Autre signe de sa volonté de jouer un rôle de premier plan dans la succession de son oncle, le ministre camerounais des Finances a bâti de solides réseaux qu’ils soignent bien dans les rangs du Rassemblement du peuple camerounais (RDPC, parti au pouvoir). 

Franck Biya, l’outsider  

Alors qu’il a longtemps vécu à l’étranger, notamment en Europe et aux Etats-Unis, Franck Biya, fils aîné du président, Biya, 51 ans, vit désormais au Cameroun. Les apparitions publiques fortement médiatisées de Franck Biya, qui fuyait jadis la lumière, atteste d’une volonté d’être présent dans ce contexte de fin de règne et de bataille de succession. 

 Après avoir conclu « la paix des braves » avec Chantal Biya, sa belle-mère avec laquelle il a été longtemps à couteaux tirés, Franck Biya, né du premier mariage de son père, continue de tisser patiemment sa toile, s’appuyant sur des relais dans la haute administration, notamment à travers le directeur du cabinet civil du président Samuel Mvondo et le ministre de l’Economie Ousmane Mey, son fidèle ami.  

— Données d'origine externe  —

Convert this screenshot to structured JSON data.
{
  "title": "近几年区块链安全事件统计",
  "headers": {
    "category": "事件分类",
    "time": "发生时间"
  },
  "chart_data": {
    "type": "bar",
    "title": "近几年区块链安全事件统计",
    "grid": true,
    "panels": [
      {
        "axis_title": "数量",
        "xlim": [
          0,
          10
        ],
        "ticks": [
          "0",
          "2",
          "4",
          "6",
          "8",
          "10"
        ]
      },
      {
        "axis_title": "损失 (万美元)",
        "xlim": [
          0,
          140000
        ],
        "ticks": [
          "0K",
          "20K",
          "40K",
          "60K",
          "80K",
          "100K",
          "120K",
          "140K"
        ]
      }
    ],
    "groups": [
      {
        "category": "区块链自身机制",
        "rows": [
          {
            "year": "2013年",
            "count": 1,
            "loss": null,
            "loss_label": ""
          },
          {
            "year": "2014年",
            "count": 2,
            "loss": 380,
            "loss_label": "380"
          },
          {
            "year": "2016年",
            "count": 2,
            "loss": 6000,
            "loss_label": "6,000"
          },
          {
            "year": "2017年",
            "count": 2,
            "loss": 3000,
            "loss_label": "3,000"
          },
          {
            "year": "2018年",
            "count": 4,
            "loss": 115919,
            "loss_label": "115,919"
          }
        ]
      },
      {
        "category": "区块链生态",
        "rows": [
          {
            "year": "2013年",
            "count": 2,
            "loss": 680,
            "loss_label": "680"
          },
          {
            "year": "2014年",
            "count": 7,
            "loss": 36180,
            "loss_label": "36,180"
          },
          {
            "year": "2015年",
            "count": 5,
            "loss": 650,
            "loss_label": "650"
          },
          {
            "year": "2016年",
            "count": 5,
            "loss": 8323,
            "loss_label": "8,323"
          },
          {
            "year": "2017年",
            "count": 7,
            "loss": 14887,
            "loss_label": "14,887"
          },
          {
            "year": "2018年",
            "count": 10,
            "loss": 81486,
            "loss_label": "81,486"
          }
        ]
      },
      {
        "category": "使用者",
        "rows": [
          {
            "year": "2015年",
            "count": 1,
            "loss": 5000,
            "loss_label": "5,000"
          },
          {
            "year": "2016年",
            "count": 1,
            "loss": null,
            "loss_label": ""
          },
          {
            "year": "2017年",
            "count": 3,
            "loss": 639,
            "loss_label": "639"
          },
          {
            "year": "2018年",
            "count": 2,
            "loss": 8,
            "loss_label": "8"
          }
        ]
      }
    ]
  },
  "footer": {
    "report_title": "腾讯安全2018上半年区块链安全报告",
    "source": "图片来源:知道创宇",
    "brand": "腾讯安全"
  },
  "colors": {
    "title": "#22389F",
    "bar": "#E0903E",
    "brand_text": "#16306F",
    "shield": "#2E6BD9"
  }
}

Outre de nombreux barons du RDPC qui voient en lui le meilleur garant de la continuité de l’héritage de son père, Franck a su se ménager la proximité des personnalités people dont l’icône du football camerounais Samuel Eto’o fils. Dans un pays où le football est une religion, le soutien d’Eto’o, propulsé depuis lors à la tête de la fédération camerounaise de football (FECAFOOT), n’est pas négligeable.  

Pour ne rien arranger à la « guerre civile » entre clans rivaux candidats à sa succession, Biya entretient le mystère sur sa préférence, espérant ainsi que les prétendants se neutralisent.